I was a caregiver for my parents for the last 12 years of their lives (4 for my dad and 12 for my mom). My mom died at 96 two years ago, when I was 73. The best thing I did early on was to learn to take care of myself first (this is the opposite of selfishness). I realized if I didn't do that, I could not adequately care for my declining parents. It worked and I was able to go thru that time with my health intact. Everyone's circumstances are different and I judge no one. I am now 75 and am soon to begin my own declining years. I try to be realistic ( the golden mean between black pessimism and unfounded optimism) Sometimes, when I face the music, I find that I can dance to it. And yes, you hit the nail on the head; the state of eldercare in our country is sad.
I’m taking care of my 84 year old mother who has Stage 4 breast cancer, diagnosed in August 2019. I’m finding now I get sick very frequently. I’m sure this is the result of stress, caring for her. I’m not sure what I can do to improve that. Advice?

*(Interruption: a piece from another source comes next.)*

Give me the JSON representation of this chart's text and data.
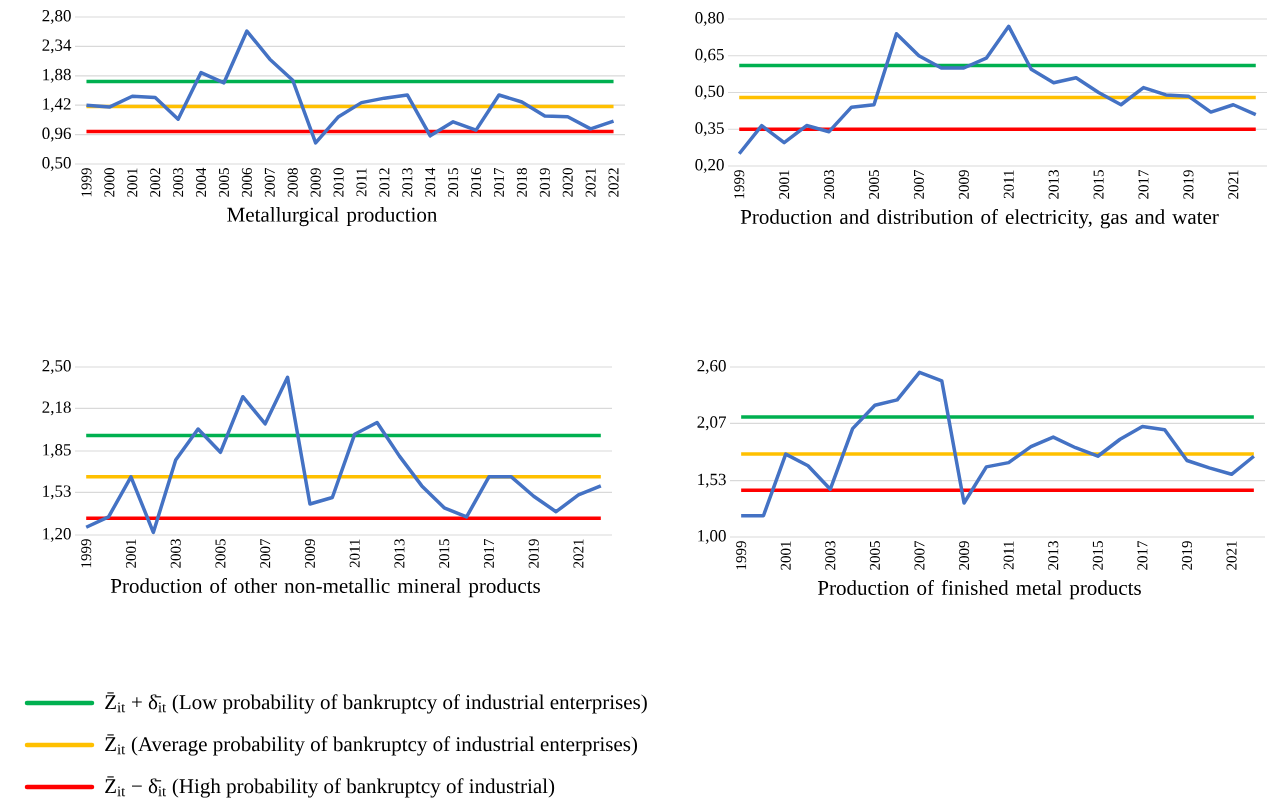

You can startby giving your immune system a good jump. I have some autoimmune things going on so I have to stay on top of it. Elderberry is excellent to jump up the immune system. You can also do a online search for all natural products that help build up the immune system. I hope this helps some. I have to stay on top because my Mom has some Dementia and I need to take care of her. You should also take a good prebiotics/prebiotics that is made for women. Good health in the gut and other areas is very important. I even have my Mom on them. Blessings to you and your Mom.
Thanks for that! I do take some Elderberry but often forget my prebiotics. I take a good product by Dr Guidry called Total Restore. It just seems like my health improves when I get away for a time but falls apart when I “return to duty”
So you are on the right track and remember to get a good night's sleep.
Bless you for taking care of your Mom. I refuse to put my Mom in a home. She deserves better also.
None. My parents passed within 3 mos of each other and my sister in law who fought cancer passed a month before them. There was no one to help in any constructive way. It was all about what they got or how they managed not to help. We strove to bring up good and responsible children only to have non responsive adults.
In 2018 our apt bldg burned to its foundation and along with it, we lost our entire apartment including everything we owned. Again we received no help from family except temporary housing from our daughter and that was curtailed because her husband was not in agreement of how we wanted to return to our familiar neighborhood in NY.
I’ve stopped bemoaning how we do not have societal standards as we did years ago, but these are the new norms. We are relocated to Florida. I grew up in Miami but we chose to settle on the west coast. I’ve read your situation and I think life throws us unbearable situations that we have to resolve and do the best we are able.
As the reply above stated: try to take care of yourself and get as much rest as possible. Even if you stay at their place.
I paid companions and day nurses to come in while I took care of one in a nursing home and one at home not wanting to eat or bathe or move. I went thru almost all their savings.
I recently hired someone to come in to help. Sadly, my mother wants me to continue doing her laundry, shopping and errands, and just wants to have lunch and tea parties with the hired help! I think I need to set stricter boundaries. I’ve supported my mother financially for decades, so she doesn’t have any assets.